Четыре обозревателя, четыре надежных молодых доморощенных хунвейбина преданно смотрят на Чижикова, готовые на все, давай только четкие указания. Всем им после разгрома журнала были обещаны солидные должности. В кресло главного редактора метил критик Кадушкин — самый тупой, самый бездарный и самый беспощадный из всех. Молодой, не в меру толстый, он имел огромное мясистое лицо. Спрятанные в толстых щеках маленькие мышиные глазки злобно поблескивали. В литературных кругах Кадушкин был известен под несколькими прозвищами: Кадушка, Буфет, Бочка, Барабан, Прозаик — Бандуркин.
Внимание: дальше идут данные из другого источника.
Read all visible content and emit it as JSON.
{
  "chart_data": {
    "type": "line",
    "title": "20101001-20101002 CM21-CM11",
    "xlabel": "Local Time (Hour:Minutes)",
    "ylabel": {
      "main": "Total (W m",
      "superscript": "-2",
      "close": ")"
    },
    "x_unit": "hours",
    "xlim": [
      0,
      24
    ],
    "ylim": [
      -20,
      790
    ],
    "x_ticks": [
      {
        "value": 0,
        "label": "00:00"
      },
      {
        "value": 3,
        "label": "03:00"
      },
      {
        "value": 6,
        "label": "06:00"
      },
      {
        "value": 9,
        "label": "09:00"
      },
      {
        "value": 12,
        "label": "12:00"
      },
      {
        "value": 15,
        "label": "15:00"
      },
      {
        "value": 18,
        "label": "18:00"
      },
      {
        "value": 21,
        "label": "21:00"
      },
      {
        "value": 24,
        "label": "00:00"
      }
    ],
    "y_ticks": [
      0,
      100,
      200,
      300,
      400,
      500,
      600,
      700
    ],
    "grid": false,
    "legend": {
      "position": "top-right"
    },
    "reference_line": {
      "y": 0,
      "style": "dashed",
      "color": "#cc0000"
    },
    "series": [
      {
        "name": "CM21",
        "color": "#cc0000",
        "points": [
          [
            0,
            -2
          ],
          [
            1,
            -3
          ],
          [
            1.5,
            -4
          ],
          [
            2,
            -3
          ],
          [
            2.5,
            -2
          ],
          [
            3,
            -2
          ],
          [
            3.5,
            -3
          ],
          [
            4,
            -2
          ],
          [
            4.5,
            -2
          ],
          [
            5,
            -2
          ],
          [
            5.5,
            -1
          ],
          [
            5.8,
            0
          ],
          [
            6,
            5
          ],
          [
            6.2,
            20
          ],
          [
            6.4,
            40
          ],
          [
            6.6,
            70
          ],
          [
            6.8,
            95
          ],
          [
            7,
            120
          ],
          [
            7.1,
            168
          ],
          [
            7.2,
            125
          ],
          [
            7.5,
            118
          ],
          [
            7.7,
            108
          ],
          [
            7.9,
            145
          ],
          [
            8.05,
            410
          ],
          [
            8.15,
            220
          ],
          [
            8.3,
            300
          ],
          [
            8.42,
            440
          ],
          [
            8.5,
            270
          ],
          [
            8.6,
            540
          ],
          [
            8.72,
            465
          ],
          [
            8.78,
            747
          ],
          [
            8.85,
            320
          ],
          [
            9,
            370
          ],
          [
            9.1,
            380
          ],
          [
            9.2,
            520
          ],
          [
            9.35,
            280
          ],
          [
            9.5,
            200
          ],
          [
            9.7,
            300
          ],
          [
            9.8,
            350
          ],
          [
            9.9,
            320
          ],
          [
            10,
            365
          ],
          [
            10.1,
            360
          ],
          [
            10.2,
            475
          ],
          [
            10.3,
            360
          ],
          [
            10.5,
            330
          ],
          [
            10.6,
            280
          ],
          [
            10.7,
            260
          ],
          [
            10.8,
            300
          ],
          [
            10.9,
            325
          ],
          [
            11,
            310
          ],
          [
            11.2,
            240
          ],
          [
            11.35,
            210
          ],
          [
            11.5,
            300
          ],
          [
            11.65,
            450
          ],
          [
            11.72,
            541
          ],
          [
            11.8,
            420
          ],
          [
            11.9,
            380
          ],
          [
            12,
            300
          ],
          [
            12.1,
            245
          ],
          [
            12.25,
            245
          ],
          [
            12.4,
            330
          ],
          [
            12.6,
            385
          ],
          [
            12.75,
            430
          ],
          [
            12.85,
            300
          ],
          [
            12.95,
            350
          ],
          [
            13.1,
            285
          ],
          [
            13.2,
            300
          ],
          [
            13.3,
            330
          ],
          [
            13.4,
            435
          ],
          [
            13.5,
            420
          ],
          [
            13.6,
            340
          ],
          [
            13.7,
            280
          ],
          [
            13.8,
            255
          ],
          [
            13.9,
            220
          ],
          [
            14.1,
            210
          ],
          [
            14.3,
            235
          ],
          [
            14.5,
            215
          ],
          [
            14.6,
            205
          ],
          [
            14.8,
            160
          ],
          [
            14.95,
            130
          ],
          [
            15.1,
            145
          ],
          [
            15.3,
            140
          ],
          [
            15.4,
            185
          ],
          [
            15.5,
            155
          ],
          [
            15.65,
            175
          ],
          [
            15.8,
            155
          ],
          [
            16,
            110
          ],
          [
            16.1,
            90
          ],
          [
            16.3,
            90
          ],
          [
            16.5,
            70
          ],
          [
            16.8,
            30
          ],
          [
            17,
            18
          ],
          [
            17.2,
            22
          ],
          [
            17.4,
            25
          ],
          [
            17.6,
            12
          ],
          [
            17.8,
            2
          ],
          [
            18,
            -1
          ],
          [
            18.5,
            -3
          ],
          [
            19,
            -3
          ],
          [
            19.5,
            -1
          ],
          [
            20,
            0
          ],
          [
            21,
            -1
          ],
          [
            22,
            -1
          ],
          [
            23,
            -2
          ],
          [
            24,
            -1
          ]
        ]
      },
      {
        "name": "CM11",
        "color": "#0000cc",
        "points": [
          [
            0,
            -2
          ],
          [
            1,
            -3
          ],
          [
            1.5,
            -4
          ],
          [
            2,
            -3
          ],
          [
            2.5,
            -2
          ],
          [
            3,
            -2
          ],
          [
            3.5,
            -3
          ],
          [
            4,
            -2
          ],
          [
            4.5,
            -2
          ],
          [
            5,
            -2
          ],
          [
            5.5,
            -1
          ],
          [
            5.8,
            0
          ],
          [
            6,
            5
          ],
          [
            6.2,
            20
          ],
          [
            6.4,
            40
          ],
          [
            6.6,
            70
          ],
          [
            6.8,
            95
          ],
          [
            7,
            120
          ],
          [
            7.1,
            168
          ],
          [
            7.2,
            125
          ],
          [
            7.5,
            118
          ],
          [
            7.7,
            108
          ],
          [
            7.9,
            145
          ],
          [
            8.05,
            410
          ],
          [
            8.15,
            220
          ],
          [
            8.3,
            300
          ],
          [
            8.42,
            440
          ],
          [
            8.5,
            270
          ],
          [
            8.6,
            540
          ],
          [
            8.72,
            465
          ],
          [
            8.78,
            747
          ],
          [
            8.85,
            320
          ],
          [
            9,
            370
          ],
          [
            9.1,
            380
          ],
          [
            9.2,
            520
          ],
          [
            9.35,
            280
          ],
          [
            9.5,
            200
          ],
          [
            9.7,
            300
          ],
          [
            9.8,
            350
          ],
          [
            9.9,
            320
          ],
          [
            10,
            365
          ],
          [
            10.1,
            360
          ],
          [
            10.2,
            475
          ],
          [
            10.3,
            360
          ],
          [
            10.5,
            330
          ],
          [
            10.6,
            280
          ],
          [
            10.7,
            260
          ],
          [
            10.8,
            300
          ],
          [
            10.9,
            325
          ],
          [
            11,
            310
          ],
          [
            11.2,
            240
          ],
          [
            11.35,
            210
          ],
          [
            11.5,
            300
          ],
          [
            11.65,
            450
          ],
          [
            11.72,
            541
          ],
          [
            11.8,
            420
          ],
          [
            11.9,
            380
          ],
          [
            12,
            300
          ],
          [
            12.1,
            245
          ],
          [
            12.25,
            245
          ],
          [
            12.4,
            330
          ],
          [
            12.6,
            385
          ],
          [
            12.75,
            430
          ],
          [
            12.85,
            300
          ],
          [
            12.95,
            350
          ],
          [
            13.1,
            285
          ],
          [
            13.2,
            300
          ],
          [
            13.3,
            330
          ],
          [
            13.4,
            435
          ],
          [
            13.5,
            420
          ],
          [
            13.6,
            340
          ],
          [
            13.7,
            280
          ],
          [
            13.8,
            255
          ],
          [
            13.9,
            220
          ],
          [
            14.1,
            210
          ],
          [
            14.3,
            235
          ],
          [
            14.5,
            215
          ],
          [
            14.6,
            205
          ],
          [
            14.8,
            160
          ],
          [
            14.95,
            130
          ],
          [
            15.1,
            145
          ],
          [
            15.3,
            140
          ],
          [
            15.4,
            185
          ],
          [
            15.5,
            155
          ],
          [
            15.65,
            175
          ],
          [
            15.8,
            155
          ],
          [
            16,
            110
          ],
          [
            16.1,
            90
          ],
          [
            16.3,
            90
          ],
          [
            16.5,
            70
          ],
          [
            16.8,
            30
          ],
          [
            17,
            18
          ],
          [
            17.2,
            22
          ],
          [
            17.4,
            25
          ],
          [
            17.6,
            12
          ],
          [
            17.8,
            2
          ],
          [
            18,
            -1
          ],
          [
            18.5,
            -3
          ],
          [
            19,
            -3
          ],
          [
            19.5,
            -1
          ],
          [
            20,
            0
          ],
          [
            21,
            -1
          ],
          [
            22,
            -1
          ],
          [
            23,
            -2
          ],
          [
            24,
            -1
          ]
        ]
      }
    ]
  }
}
Миловидный, белобрысенький, с девичьей челочкой на лбу и с застенчивыми ужимками. Из тех натур, которые в хулиганских шайках первыми пыряют ножом и отступают в тень. Этот метил в замы главного. Критик — Федущенко. Длинный, с дынеобразной, совершенно лысой, как обглоданная кость, головой. Он носил большие, нависшие многочисленными сосульками надо ртом усы. Глаза круглые, большие, навыкате, как неумело приделанные фары. Чижиковский борзописец. Спит и видит себя в кресле заведующего отделом критики. Публицист — Тюрбанкин. После публикации небольшого очерка, получившего положительный отзыв в центральной газете, мнит себя наилучшим публицистом, притом критического направления. Все знает, все видит — предвидит, обо всем судит безапелляционно — впопад, невпопад, чаще невпопад, но судит, судит. Рвется занять место заведующего отделом очерка.
Словом, была создана теневая редакция, которая после переворота сразу же займет свои места.